The interactive DVD forms part of a campaign launched following a series of scandals that have hit Aussie Rules, as the sport is known, and other football codes. The AFL has declined to give details of its content, but The Australian newspaper reported that it challenges players to respond to a number of scenarios involving drink and women.

Footballers are asked, for instance, to imagine that a friend's girlfriend summons them into her bedroom, believing that they are her boyfriend. What should they do? Two choices are offered: a) Hop into bed with the girl and pretend to be her boyfriend; b) Walk away.

As if that scenario were not testing enough, players will also be asked to reflect on what action to take if they happen to come across a friend and his girlfriend having sex. The choices are equally stark. Should they: a) watch; b) not watch.

Not surprisingly, critics poured derision on the DVD yesterday, calling it absurd and simplistic. But the AFL's communications manager, Patrick Keane, defended it, and said it would be compulsory viewing for every Aussie Rules player.
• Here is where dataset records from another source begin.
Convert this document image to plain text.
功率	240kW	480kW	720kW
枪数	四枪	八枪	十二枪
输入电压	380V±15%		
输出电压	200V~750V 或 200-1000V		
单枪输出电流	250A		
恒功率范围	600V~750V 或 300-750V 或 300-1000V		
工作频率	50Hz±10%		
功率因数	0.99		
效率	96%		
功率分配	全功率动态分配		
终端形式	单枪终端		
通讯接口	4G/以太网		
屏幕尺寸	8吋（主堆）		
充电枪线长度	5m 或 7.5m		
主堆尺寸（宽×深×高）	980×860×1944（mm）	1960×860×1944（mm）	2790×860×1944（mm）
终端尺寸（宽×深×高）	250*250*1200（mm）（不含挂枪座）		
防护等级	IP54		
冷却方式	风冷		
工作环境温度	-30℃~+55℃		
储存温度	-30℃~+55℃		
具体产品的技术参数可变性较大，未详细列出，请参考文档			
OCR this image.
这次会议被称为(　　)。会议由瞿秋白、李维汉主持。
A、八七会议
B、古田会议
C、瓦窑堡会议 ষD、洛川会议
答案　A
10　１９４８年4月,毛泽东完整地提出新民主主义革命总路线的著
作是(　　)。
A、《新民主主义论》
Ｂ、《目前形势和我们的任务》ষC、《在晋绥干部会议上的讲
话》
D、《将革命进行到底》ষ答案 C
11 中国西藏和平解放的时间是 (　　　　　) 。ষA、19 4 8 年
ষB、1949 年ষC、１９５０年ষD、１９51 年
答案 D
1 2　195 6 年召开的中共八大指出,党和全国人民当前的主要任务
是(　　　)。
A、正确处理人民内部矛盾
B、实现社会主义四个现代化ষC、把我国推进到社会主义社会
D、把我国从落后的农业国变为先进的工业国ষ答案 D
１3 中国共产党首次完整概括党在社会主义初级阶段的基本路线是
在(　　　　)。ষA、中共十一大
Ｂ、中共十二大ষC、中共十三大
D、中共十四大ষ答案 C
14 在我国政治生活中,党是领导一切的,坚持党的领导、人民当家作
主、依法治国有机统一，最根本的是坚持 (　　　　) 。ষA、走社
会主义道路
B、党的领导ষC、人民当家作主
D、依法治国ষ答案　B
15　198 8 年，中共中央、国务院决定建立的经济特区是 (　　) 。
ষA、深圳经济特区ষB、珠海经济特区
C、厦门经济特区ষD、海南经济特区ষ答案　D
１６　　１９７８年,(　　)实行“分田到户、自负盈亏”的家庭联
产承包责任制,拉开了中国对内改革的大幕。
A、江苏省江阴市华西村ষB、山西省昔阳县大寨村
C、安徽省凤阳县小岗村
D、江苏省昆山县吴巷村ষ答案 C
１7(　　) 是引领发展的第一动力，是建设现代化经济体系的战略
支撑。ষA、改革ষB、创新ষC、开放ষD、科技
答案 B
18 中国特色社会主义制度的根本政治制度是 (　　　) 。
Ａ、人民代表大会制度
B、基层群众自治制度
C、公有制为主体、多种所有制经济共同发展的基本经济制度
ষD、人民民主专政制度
He said it was part of the league's "respect and responsibility" programme, which was introduced three years ago following a number of incidents involving players.

"If the players already know the message, then we've done something that wasn't required, but ... it's better that we do something," he said.

"The programme deals with a number of things including attitudes to women, racial vilification, illicit drugs and responsible gambling."

Wayne Carey, former captain of the Kangaroos, a leading Melbourne team, might benefit from watching the DVD. A few years ago Carey was caught inflagrante in a lavatory at a party with the wife of his vice-captain, Anthony Stevens. Carey, who retired in 2004, is currently facing charges in the US for allegedly assaulting his girlfriend, and also a police officer.

Adam Selwood, who plays for the Eagles, a West Australian team, might learn something too. Selwood allegedly claimed that he had slept with a girl tattooed on the shoulder of Des Headland, a player from a rival team. When Headland retorted that the girl was his six-year-old daughter, Selwood allegedly responded: "Yeah, she's a slut."

The DVD took four days to shoot and reportedly warns players about the hazards of girls throwing themselves at them, and advises them to make sure a woman is 100 per cent willing before having sex with her.

Eddie McGuire, the president of Collingwood Club, said: "Young men come into football and go from not being able to get a date at the social to suddenly having half a nightclub throwing themselves at them."